The first test will come when the army pulls out of the Complexo do Alemão and Vila Cruzeiro later this year. UPPs will take the place of the army occupations. Though the police units have built a good track record in other favelas, residents of the Complexo do Alemão and Vila Cruzeiro told me they trust “men in green” more than they trust “men in black.”  There’s too much history of corruption between the police and drug traffickers.
To be sure, Rio de Janeiro is taking a lot of the right steps. José Mariano Beltrame, Rio de Janeiro’s state Public Safety Secretary, has stripped more than 1,000 corrupt police officers of their badges and thrown dozens of the worst in jail. Thanks to all the security efforts, business and infrastructure are expanding and favelas with UPPs have even seen spikes in home prices for little brick shacks.
But the pacification costs a lot of money and manpower. The favelas with UPPs already have one police officer for every forty residents, and nearly five hundred favelas have yet to benefit from UPPs or army occupation.

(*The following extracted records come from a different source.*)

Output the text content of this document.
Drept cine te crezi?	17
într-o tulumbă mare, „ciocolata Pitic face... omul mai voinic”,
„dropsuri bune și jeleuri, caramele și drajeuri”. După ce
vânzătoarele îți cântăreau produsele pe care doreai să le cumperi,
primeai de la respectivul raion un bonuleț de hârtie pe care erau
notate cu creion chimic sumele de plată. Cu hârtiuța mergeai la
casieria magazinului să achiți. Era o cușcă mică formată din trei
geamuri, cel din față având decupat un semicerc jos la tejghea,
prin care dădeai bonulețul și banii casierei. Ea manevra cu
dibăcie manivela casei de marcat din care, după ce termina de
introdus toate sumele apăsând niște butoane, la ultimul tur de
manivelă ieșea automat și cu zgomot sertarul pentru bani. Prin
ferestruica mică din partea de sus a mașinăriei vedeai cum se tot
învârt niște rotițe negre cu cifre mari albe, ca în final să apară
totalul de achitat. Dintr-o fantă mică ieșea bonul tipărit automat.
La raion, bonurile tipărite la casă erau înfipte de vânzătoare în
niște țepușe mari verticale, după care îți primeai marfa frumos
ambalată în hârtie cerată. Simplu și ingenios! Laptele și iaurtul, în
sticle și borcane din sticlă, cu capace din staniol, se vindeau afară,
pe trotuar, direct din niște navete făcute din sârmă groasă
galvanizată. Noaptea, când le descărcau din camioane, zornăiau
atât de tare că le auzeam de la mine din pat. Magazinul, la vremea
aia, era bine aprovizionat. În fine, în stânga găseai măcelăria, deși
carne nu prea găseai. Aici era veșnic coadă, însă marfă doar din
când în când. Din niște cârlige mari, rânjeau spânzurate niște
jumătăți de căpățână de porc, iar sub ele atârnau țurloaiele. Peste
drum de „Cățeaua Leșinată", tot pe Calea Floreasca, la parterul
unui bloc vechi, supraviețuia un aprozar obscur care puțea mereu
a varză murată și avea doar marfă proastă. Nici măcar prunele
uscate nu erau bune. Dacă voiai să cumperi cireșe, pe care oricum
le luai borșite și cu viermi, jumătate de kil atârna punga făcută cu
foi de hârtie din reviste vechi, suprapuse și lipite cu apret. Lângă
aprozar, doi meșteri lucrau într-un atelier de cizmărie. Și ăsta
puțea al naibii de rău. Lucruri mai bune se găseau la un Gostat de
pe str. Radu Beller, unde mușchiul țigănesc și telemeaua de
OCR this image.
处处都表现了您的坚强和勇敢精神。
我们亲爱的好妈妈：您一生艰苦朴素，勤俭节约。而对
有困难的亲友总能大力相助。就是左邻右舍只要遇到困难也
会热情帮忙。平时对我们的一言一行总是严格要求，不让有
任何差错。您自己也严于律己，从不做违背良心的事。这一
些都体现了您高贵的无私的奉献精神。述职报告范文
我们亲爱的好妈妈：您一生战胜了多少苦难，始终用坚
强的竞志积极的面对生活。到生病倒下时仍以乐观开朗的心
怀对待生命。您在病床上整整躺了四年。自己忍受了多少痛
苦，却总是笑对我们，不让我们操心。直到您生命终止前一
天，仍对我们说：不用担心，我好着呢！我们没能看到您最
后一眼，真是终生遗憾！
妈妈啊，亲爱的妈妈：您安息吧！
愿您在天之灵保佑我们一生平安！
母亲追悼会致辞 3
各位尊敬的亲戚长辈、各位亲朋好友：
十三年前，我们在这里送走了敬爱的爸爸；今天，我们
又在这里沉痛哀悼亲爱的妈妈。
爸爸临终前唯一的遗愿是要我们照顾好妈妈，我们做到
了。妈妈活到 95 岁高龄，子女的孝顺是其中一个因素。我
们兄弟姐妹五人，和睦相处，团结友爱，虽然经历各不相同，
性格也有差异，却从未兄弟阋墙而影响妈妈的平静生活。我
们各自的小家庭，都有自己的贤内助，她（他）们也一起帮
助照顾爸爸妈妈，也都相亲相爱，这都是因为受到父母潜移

Still, if Rio wants to remain the Cidade Maravilhosa, it needs to sustain and expand the security efforts well beyond the World Cup and Olympic Games. It must also further invest in education, health, infrastructure, and economic development. Peace, it turns out, is a matter not of five year countdowns but of relentless commitment across the decades.
Michael D. Kerlin began working in Rio de Janeiro’s favelas fifteen years ago. An international management consultant, he has written about economic development in the Washington Post, Christian Science Monitor, Philadelphia Inquirer, and several other publications.